If you’ve turned on the TV in the past few days, you’ve probably seen Jeff Bednarz’s work. The Preston Hollow resident directs commercials for major companies such as American Airlines, FedEx and Whataburger. However, his most recent project for the Georgia Historical Society became much more than an advertising campaign. His short documentary “Take Me to the Water” tells the story of a small fishing community off Moon River southeast of Savannah. Founded in 1890 by freed slaves, Pin Point is the last enclave of its kind, untouched by development along the coast. The family-owned oyster factory sustained the area until it closed in 1985. Today, it houses the Pin Point Heritage Museum, which aims to preserve the history and honor the people who still call Pin Point home. “It’s one of the last black-owned properties on the East Coast,” Bednarz says. “It became more than that. It became about family, culture and dignity.” He spent one year interviewing the residents of the unincorporated town on the edge of society. They still speak Gullah, the area’s native Creole language. “All of the family heritage has kept the place secure. [Developers] aren’t even approaching them.” The movie won Best Documentary at the Charleston International Film Festival in South Carolina.
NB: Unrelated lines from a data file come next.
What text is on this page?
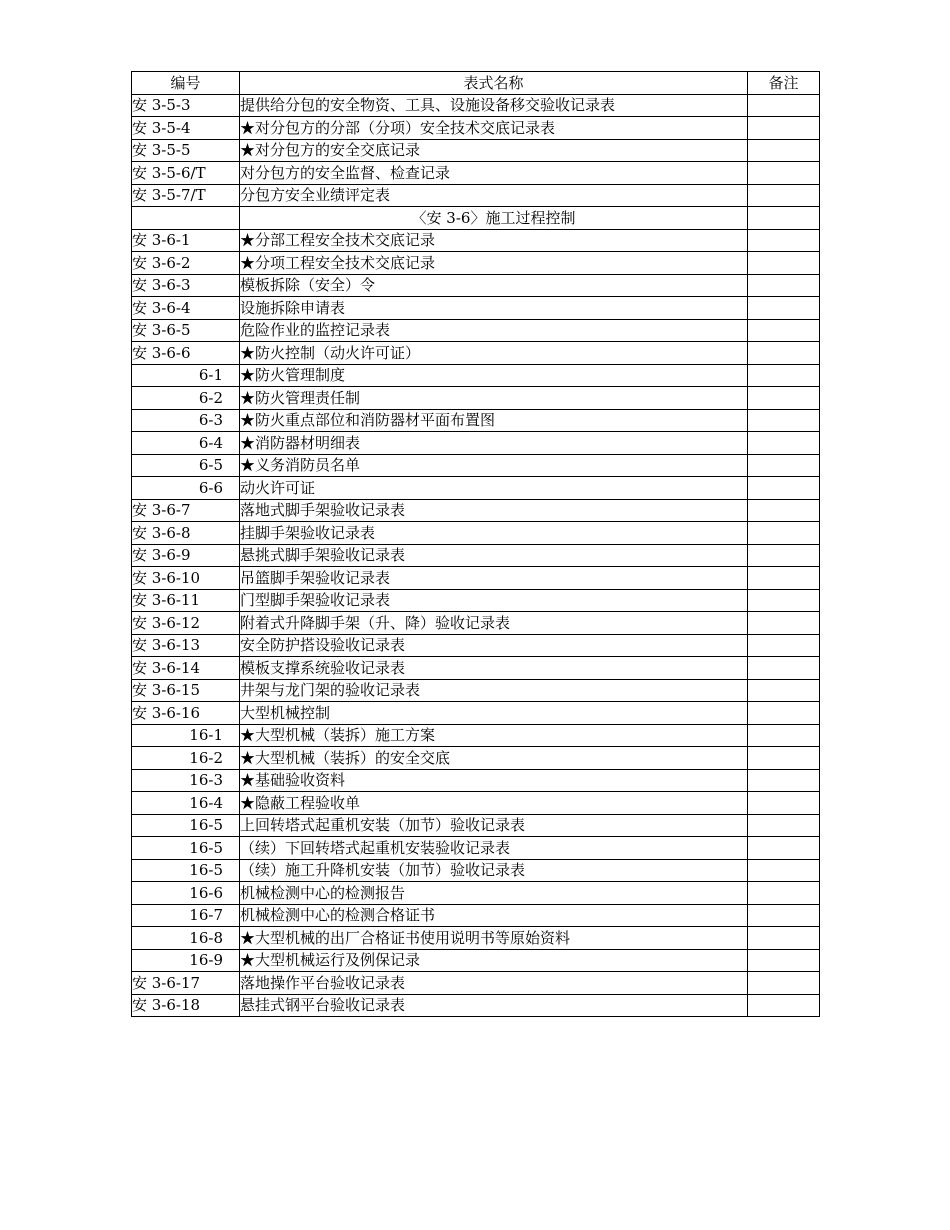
编号	表式名称	备注
安 3-5-3	提供给分包的安全物资、工具、设施设备移交验收记录表	
安 3-5-4	★对分包方的分部（分项）安全技术交底记录表	
安 3-5-5	★对分包方的安全交底记录	
安 3-5-6/T	对分包方的安全监督、检查记录	
安 3-5-7/T	分包方安全业绩评定表	
	〈安 3-6〉施工过程控制	
安 3-6-1	★分部工程安全技术交底记录	
安 3-6-2	★分项工程安全技术交底记录	
安 3-6-3	模板拆除（安全）令	
安 3-6-4	设施拆除申请表	
安 3-6-5	危险作业的监控记录表	
安 3-6-6	★防火控制（动火许可证）	
6-1	★防火管理制度	
6-2	★防火管理责任制	
6-3	★防火重点部位和消防器材平面布置图	
6-4	★消防器材明细表	
6-5	★义务消防员名单	
6-6	动火许可证	
安 3-6-7	落地式脚手架验收记录表	
安 3-6-8	挂脚手架验收记录表	
安 3-6-9	悬挑式脚手架验收记录表	
安 3-6-10	吊篮脚手架验收记录表	
安 3-6-11	门型脚手架验收记录表	
安 3-6-12	附着式升降脚手架（升、降）验收记录表	
安 3-6-13	安全防护搭设验收记录表	
安 3-6-14	模板支撑系统验收记录表	
安 3-6-15	井架与龙门架的验收记录表	
安 3-6-16	大型机械控制	
16-1	★大型机械（装拆）施工方案	
16-2	★大型机械（装拆）的安全交底	
16-3	★基础验收资料	
16-4	★隐蔽工程验收单	
16-5	上回转塔式起重机安装（加节）验收记录表	
16-5	（续）下回转塔式起重机安装验收记录表	
16-5	（续）施工升降机安装（加节）验收记录表	
16-6	机械检测中心的检测报告	
16-7	机械检测中心的检测合格证书	
16-8	★大型机械的出厂合格证书使用说明书等原始资料	
16-9	★大型机械运行及例保记录	
安 3-6-17	落地操作平台验收记录表	
安 3-6-18	悬挂式钢平台验收记录表	
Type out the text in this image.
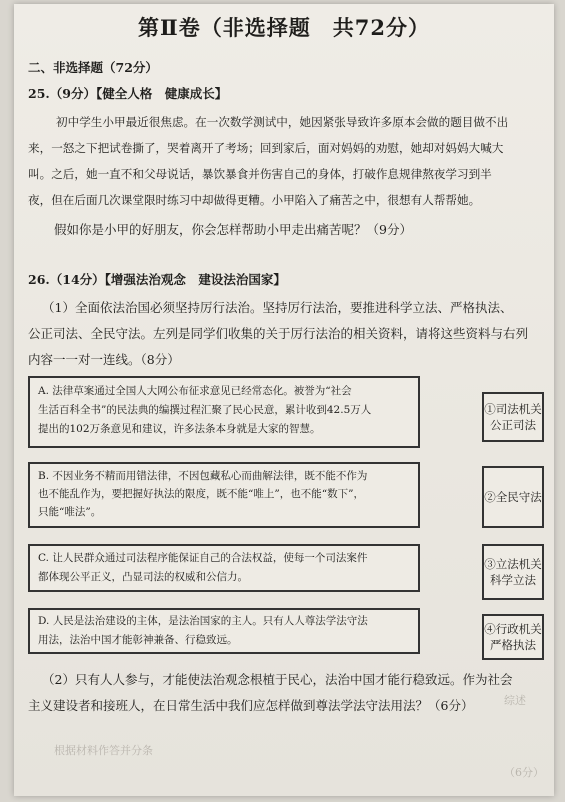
第Ⅱ卷（非选择题　共72分）
二、非选择题（72分）
25.（9分）【健全人格　健康成长】
初中学生小甲最近很焦虑。在一次数学测试中，她因紧张导致许多原本会做的题目做不出
来，一怒之下把试卷撕了，哭着离开了考场；回到家后，面对妈妈的劝慰，她却对妈妈大喊大
叫。之后，她一直不和父母说话，暴饮暴食并伤害自己的身体，打破作息规律熬夜学习到半
夜，但在后面几次课堂限时练习中却做得更糟。小甲陷入了痛苦之中，很想有人帮帮她。
假如你是小甲的好朋友，你会怎样帮助小甲走出痛苦呢？（9分）
26.（14分）【增强法治观念　建设法治国家】
（1）全面依法治国必须坚持厉行法治。坚持厉行法治，要推进科学立法、严格执法、
公正司法、全民守法。左列是同学们收集的关于厉行法治的相关资料，请将这些资料与右列
内容一一对一连线。（8分）
A. 法律草案通过全国人大网公布征求意见已经常态化。被誉为“社会
生活百科全书”的民法典的编撰过程汇聚了民心民意，累计收到42.5万人
提出的102万条意见和建议，许多法条本身就是大家的智慧。
B. 不因业务不精而用错法律，不因包藏私心而曲解法律，既不能不作为
也不能乱作为，要把握好执法的限度，既不能“唯上”，也不能“数下”，
只能“唯法”。
C. 让人民群众通过司法程序能保证自己的合法权益，使每一个司法案件
都体现公平正义，凸显司法的权威和公信力。
D. 人民是法治建设的主体，是法治国家的主人。只有人人尊法学法守法
用法，法治中国才能彰神兼备、行稳致远。
①司法机关
公正司法
②全民守法
③立法机关
科学立法
④行政机关
严格执法
（2）只有人人参与，才能使法治观念根植于民心，法治中国才能行稳致远。作为社会
主义建设者和接班人，在日常生活中我们应怎样做到尊法学法守法用法？（6分）	综述
根据材料作答并分条
（6分）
That style of storytelling is nothing new to Bednarz, 49. His film “6” screened at Austin’s South by Southwest in 2010, illustrating how a six-man football team shaped a small West Texas town. He plans to explore more unknown communities with powerful stories to tell. “I love people,” Bednarz says. “My job is to create an environment where they feel comfortable. You don’t know where the story is going.”